After the data is provided, you’ll need security measures in place to preserve it. Merely said, you should see that data is appropriately protected. Thus, it would be best if you consider encrypting any database that holds your clients’ data rather than simply password protecting it.


You may need to provide proper surveillance to third-party applications and organizations that are involved in the data processing. When using online newsletter services, the use of mailing lists should be in GDPR compliance. 

Additional GDPR Compliance

The following factors may help illustrate the most critical actions that US small businesses will need to do to be GDPR compliant:

Audit the Data

Proper auditing of data for GDPR compliance is not a simple undertaking. Thus, businesses must make wise decisions. They may be required to do Data Protection Impact Assessments (DPIAs) before initiating any data processing. It proactively protects data and assesses potential risks to data subjects associated with any new data processing. Most European data protection authorities provide guidelines on their websites on DPIAs and when they should be conducted.

Audit the Service Providers

Auditing your service provider’s compliance is a chore that many US businesses struggle with and may be the source of your business’s most significant risk. Businesses need to evaluate and execute data processing agreements with third-party service providers that handle personal data on your behalf.
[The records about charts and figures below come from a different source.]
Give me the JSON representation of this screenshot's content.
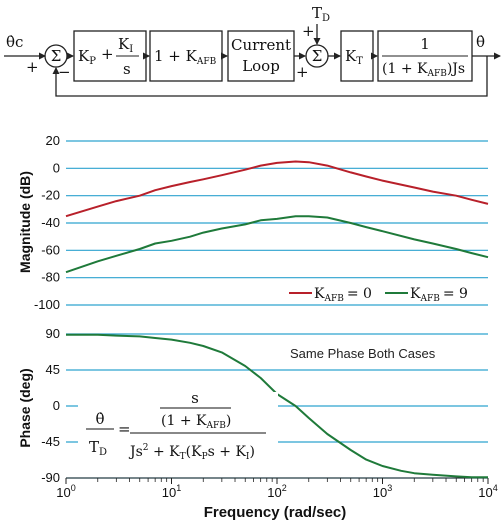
{
  "block_diagram": {
    "input_signal": "θ̇c",
    "input_sign_plus": "+",
    "input_sign_minus": "−",
    "pi_block": {
      "kp": "K",
      "kp_sub": "P",
      "plus": "+",
      "ki": "K",
      "ki_sub": "I",
      "s": "s"
    },
    "afb_block": {
      "text": "1 + K",
      "sub": "AFB"
    },
    "current_loop_block": {
      "line1": "Current",
      "line2": "Loop"
    },
    "disturbance": {
      "text": "T",
      "sub": "D"
    },
    "sum2_sign_top": "+",
    "sum2_sign_left": "+",
    "kt_block": {
      "text": "K",
      "sub": "T"
    },
    "plant_block": {
      "numerator": "1",
      "den_open": "(1 + K",
      "den_sub": "AFB",
      "den_close": ")Js"
    },
    "output_signal": "θ̇",
    "sum_symbol": "Σ"
  },
  "chart_data": [
    {
      "type": "line",
      "name": "magnitude",
      "ylabel": "Magnitude (dB)",
      "ylim": [
        -100,
        20
      ],
      "yticks": [
        20,
        0,
        -20,
        -40,
        -60,
        -80,
        -100
      ],
      "xscale": "log",
      "xlim": [
        1,
        10000
      ],
      "grid": true,
      "legend": "lower-right",
      "series": [
        {
          "label": "K",
          "label_sub": "AFB",
          "label_value": "= 0",
          "color": "#b8202a",
          "x": [
            1,
            2,
            3,
            5,
            7,
            10,
            15,
            20,
            30,
            50,
            70,
            100,
            150,
            200,
            300,
            500,
            700,
            1000,
            2000,
            3000,
            5000,
            7000,
            10000
          ],
          "y": [
            -35,
            -28,
            -24,
            -20,
            -16,
            -13,
            -10,
            -8,
            -5,
            -1,
            2,
            4,
            5,
            4.5,
            2,
            -3,
            -6,
            -9,
            -14,
            -17,
            -20,
            -23,
            -26
          ]
        },
        {
          "label": "K",
          "label_sub": "AFB",
          "label_value": "= 9",
          "color": "#1f7a3a",
          "x": [
            1,
            2,
            3,
            5,
            7,
            10,
            15,
            20,
            30,
            50,
            70,
            100,
            150,
            200,
            300,
            500,
            700,
            1000,
            2000,
            3000,
            5000,
            7000,
            10000
          ],
          "y": [
            -76,
            -68,
            -64,
            -59,
            -55,
            -53,
            -50,
            -47,
            -44,
            -41,
            -38,
            -37,
            -35,
            -35,
            -36,
            -40,
            -43,
            -46,
            -52,
            -55,
            -59,
            -62,
            -65
          ]
        }
      ]
    },
    {
      "type": "line",
      "name": "phase",
      "ylabel": "Phase (deg)",
      "xlabel": "Frequency (rad/sec)",
      "ylim": [
        -90,
        90
      ],
      "yticks": [
        90,
        45,
        0,
        -45,
        -90
      ],
      "xscale": "log",
      "xlim": [
        1,
        10000
      ],
      "xticks": [
        {
          "base": "10",
          "exp": "0"
        },
        {
          "base": "10",
          "exp": "1"
        },
        {
          "base": "10",
          "exp": "2"
        },
        {
          "base": "10",
          "exp": "3"
        },
        {
          "base": "10",
          "exp": "4"
        }
      ],
      "grid": true,
      "annotation": "Same Phase Both Cases",
      "series": [
        {
          "color": "#1f7a3a",
          "x": [
            1,
            2,
            3,
            5,
            7,
            10,
            15,
            20,
            30,
            50,
            70,
            100,
            150,
            200,
            300,
            500,
            700,
            1000,
            1500,
            2000,
            3000,
            5000,
            7000,
            10000
          ],
          "y": [
            89,
            89,
            88,
            87,
            85,
            83,
            79,
            75,
            67,
            50,
            35,
            15,
            0,
            -15,
            -35,
            -55,
            -67,
            -75,
            -81,
            -84,
            -86,
            -88,
            -89,
            -89
          ]
        }
      ]
    }
  ],
  "equation": {
    "lhs_num": "θ̇",
    "lhs_den": "T",
    "lhs_den_sub": "D",
    "equals": "=",
    "num_s": "s",
    "num_den_open": "(1 + K",
    "num_den_sub": "AFB",
    "num_den_close": ")",
    "den_a": "Js",
    "den_sq": "2",
    "den_b": " + K",
    "den_b_sub": "T",
    "den_c": "(K",
    "den_c_sub": "P",
    "den_d": "s + K",
    "den_d_sub": "I",
    "den_e": ")"
  }
}
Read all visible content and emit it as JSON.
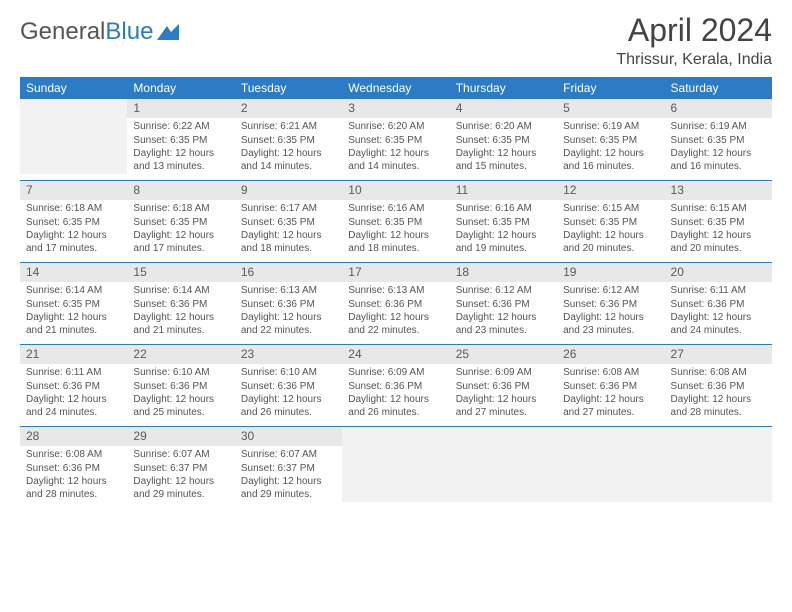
{
  "logo": {
    "text1": "General",
    "text2": "Blue"
  },
  "title": "April 2024",
  "location": "Thrissur, Kerala, India",
  "colors": {
    "header_bg": "#2b7cc4",
    "header_fg": "#ffffff",
    "daynum_bg": "#e8e8e8",
    "border": "#2b7cc4",
    "text": "#555555"
  },
  "weekdays": [
    "Sunday",
    "Monday",
    "Tuesday",
    "Wednesday",
    "Thursday",
    "Friday",
    "Saturday"
  ],
  "days": [
    {
      "n": 1,
      "sr": "6:22 AM",
      "ss": "6:35 PM",
      "dl": "12 hours and 13 minutes."
    },
    {
      "n": 2,
      "sr": "6:21 AM",
      "ss": "6:35 PM",
      "dl": "12 hours and 14 minutes."
    },
    {
      "n": 3,
      "sr": "6:20 AM",
      "ss": "6:35 PM",
      "dl": "12 hours and 14 minutes."
    },
    {
      "n": 4,
      "sr": "6:20 AM",
      "ss": "6:35 PM",
      "dl": "12 hours and 15 minutes."
    },
    {
      "n": 5,
      "sr": "6:19 AM",
      "ss": "6:35 PM",
      "dl": "12 hours and 16 minutes."
    },
    {
      "n": 6,
      "sr": "6:19 AM",
      "ss": "6:35 PM",
      "dl": "12 hours and 16 minutes."
    },
    {
      "n": 7,
      "sr": "6:18 AM",
      "ss": "6:35 PM",
      "dl": "12 hours and 17 minutes."
    },
    {
      "n": 8,
      "sr": "6:18 AM",
      "ss": "6:35 PM",
      "dl": "12 hours and 17 minutes."
    },
    {
      "n": 9,
      "sr": "6:17 AM",
      "ss": "6:35 PM",
      "dl": "12 hours and 18 minutes."
    },
    {
      "n": 10,
      "sr": "6:16 AM",
      "ss": "6:35 PM",
      "dl": "12 hours and 18 minutes."
    },
    {
      "n": 11,
      "sr": "6:16 AM",
      "ss": "6:35 PM",
      "dl": "12 hours and 19 minutes."
    },
    {
      "n": 12,
      "sr": "6:15 AM",
      "ss": "6:35 PM",
      "dl": "12 hours and 20 minutes."
    },
    {
      "n": 13,
      "sr": "6:15 AM",
      "ss": "6:35 PM",
      "dl": "12 hours and 20 minutes."
    },
    {
      "n": 14,
      "sr": "6:14 AM",
      "ss": "6:35 PM",
      "dl": "12 hours and 21 minutes."
    },
    {
      "n": 15,
      "sr": "6:14 AM",
      "ss": "6:36 PM",
      "dl": "12 hours and 21 minutes."
    },
    {
      "n": 16,
      "sr": "6:13 AM",
      "ss": "6:36 PM",
      "dl": "12 hours and 22 minutes."
    },
    {
      "n": 17,
      "sr": "6:13 AM",
      "ss": "6:36 PM",
      "dl": "12 hours and 22 minutes."
    },
    {
      "n": 18,
      "sr": "6:12 AM",
      "ss": "6:36 PM",
      "dl": "12 hours and 23 minutes."
    },
    {
      "n": 19,
      "sr": "6:12 AM",
      "ss": "6:36 PM",
      "dl": "12 hours and 23 minutes."
    },
    {
      "n": 20,
      "sr": "6:11 AM",
      "ss": "6:36 PM",
      "dl": "12 hours and 24 minutes."
    },
    {
      "n": 21,
      "sr": "6:11 AM",
      "ss": "6:36 PM",
      "dl": "12 hours and 24 minutes."
    },
    {
      "n": 22,
      "sr": "6:10 AM",
      "ss": "6:36 PM",
      "dl": "12 hours and 25 minutes."
    },
    {
      "n": 23,
      "sr": "6:10 AM",
      "ss": "6:36 PM",
      "dl": "12 hours and 26 minutes."
    },
    {
      "n": 24,
      "sr": "6:09 AM",
      "ss": "6:36 PM",
      "dl": "12 hours and 26 minutes."
    },
    {
      "n": 25,
      "sr": "6:09 AM",
      "ss": "6:36 PM",
      "dl": "12 hours and 27 minutes."
    },
    {
      "n": 26,
      "sr": "6:08 AM",
      "ss": "6:36 PM",
      "dl": "12 hours and 27 minutes."
    },
    {
      "n": 27,
      "sr": "6:08 AM",
      "ss": "6:36 PM",
      "dl": "12 hours and 28 minutes."
    },
    {
      "n": 28,
      "sr": "6:08 AM",
      "ss": "6:36 PM",
      "dl": "12 hours and 28 minutes."
    },
    {
      "n": 29,
      "sr": "6:07 AM",
      "ss": "6:37 PM",
      "dl": "12 hours and 29 minutes."
    },
    {
      "n": 30,
      "sr": "6:07 AM",
      "ss": "6:37 PM",
      "dl": "12 hours and 29 minutes."
    }
  ],
  "labels": {
    "sunrise": "Sunrise:",
    "sunset": "Sunset:",
    "daylight": "Daylight:"
  },
  "first_weekday_index": 1
}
GDPR requires the data controller to enter contracts, and the data processor may only act on the controller’s orders. A service provider that does not comply with GDPR may be subject to non-compliance and put the controller at risk.

What Happens To Non-Compliant Small Businesses?

Investing the effort to design a GDPR-compliant privacy policy may significantly assist small businesses in showing compliance. Those who have not done so may be deemed non-compliant. They may face reprimands, temporary or permanent data processing limits, data restriction or deletion orders, and suspension of data transfer to third countries from supervisory authorities.

Article 83 of the GDPR alerts enterprises to infractions and imposes discretionary fines. It incentivizes enterprises to handle personal data legally and responsibly. 

GDPR Compliance is Important for Small Businesses

GDPR compliance is crucial for both small and large businesses. Many businesses have hired a Data Protection Officer (DPO) to monitor GDPR compliance. 

Inadequate comprehension is a poor excuse for GDPR non-compliance. Whether it is a sole proprietor or a global corporation, businesses should review how they handle personal data and verify that suitable processes and policies are in place. Systems for granting data access requests and systems for detecting and reporting data breaches may need to be in place. Businesses should also implement appropriate technical and organizational protections to oversee the safety and security of data.